今年は黒澤明監督没後10年なんだそうで、NHKの衛星放送では彼の全30作品を1年ぐらいかけて放送しているけれども、少し前に追悼番組の一環として、映画解説でおなじみの淀川長治さんが黒澤明作品について語った、生前のインタビュー映像が放送されていて、その中で淀川さんが、黒澤さんの映画には世界の人々にも通じる″映画の言語”というものがあった、みたいなことをおっしゃられていた。
淀川さん黒澤明を語る(Youtube)

グランプリ・シリーズ開幕戦、スケート・アメリカで圧勝したユナ・キム選手の演技を見ていて、この淀川さんの言葉が思い出されました。
もし、゛フィギュアの言語”というものがあると想定するなら、キム選手は今、そのもっとも堪能な使い手の一人に違いないと…

キム選手が持っているのはフィギュアの豊潤な万国共通語。それは一瞬にして世界の扉をもパッーと開くことの出来る魔法のキー。
いろいろな選手がいて、いろ~んな言葉を発している、その多彩さがまたフィギュアスケートを見ることの魅力のひとつだと思うけど、
耳をすませば、氷上から選手たちが発する、一つとして同じではないさまざまな味わいある言葉が聴こえてくるような気がします。

グランプリ・シリーズ第2戦、スケート・カナダ2位という立派な成績で再び表彰台に昇った村主章枝選手が氷上で発する言語というものも、長年楽しませていただいているせいか、とても親しみあるものに感じられます。
丁寧にじっくり造られた職人技、手造り感覚のぬくもりある感触、漂うポエジー。

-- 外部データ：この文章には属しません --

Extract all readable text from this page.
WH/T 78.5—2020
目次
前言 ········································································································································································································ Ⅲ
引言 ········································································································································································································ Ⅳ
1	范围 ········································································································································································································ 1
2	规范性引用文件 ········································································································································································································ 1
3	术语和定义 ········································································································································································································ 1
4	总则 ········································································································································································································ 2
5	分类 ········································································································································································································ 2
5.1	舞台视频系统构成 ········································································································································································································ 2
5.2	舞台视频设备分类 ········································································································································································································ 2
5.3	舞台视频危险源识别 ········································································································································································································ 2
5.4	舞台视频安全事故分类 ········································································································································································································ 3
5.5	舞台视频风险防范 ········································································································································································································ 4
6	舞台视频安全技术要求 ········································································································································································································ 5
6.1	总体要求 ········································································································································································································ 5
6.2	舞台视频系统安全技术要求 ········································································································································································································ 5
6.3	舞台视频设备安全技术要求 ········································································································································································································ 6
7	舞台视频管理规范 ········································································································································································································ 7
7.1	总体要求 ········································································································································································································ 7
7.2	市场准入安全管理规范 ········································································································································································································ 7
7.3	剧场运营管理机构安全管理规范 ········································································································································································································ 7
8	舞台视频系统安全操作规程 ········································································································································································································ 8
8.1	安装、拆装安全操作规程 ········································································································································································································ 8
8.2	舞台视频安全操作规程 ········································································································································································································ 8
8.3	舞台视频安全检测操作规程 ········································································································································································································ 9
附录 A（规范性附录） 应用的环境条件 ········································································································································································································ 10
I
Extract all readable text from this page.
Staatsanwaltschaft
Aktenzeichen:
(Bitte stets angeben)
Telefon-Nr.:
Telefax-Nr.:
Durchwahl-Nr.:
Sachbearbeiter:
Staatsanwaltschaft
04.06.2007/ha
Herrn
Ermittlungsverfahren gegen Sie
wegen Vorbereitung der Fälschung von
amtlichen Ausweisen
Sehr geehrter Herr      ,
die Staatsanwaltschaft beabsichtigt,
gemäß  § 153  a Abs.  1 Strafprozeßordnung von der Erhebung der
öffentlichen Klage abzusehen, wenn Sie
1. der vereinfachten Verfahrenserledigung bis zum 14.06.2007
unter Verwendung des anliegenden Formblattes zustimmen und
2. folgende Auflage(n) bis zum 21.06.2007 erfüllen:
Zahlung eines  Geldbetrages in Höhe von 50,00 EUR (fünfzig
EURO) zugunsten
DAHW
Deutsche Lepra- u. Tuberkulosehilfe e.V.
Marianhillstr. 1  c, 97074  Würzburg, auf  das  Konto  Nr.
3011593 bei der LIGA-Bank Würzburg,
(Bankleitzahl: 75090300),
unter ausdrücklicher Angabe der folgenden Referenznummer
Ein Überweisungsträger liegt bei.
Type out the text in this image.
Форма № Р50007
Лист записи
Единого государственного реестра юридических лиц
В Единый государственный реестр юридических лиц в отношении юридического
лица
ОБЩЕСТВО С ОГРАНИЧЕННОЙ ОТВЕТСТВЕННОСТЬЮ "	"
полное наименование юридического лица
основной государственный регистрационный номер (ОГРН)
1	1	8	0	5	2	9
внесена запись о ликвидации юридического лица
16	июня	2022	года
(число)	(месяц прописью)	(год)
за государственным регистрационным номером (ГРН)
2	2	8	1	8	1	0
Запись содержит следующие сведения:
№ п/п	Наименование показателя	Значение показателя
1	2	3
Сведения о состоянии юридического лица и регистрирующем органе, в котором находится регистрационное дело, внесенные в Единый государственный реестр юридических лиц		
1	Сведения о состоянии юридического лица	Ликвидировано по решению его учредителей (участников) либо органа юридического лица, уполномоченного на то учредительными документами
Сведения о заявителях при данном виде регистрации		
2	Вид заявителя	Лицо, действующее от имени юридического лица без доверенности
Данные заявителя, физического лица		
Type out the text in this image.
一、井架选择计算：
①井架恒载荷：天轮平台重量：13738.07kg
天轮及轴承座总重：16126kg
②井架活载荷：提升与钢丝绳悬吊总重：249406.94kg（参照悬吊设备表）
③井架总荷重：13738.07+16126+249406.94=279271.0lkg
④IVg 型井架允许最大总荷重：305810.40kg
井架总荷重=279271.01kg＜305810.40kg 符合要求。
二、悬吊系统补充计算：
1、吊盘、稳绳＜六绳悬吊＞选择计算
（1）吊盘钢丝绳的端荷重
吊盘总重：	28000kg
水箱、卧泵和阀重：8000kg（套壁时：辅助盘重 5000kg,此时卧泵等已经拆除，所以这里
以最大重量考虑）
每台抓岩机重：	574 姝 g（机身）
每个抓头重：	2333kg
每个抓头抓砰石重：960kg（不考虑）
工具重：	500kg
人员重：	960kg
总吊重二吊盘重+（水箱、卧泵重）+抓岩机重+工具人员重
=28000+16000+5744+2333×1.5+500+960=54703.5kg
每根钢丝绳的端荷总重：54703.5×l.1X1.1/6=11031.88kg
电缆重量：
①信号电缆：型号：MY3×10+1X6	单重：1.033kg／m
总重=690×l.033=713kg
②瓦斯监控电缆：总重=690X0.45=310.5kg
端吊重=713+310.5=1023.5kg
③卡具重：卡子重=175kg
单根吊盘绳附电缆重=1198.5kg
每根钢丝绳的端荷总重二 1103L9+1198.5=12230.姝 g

その彼女オリジナルの言語を駆使してさまざまな変奏曲を奏でている、新しいものにもチャレンジするひたむきな姿勢というのがまた素晴らしいなぁと…。
スケート・カナダでのパントマイム、大道芸人の動きを取り入れての愉快なエキシビション、外国人観客を前にしてのアッパレ!ななりきり演技、コメディエンヌぶりにはホロリとさせられました。村主選手の演技を見ていると時々、彼女のスケートに賭ける情熱というものが、突然目に見えない大きな炎となって伝わってきてジーンと感動させられる。演技で人に何かを伝えることが出来る、そういう意味で、彼女は芸術家の域に達しているんだなぁと思います。今シーズンこれからの演技も楽しみです。


ロシア杯での演技から
Fumie Suguri 2008 Cup of Russia Ex.(Youtube)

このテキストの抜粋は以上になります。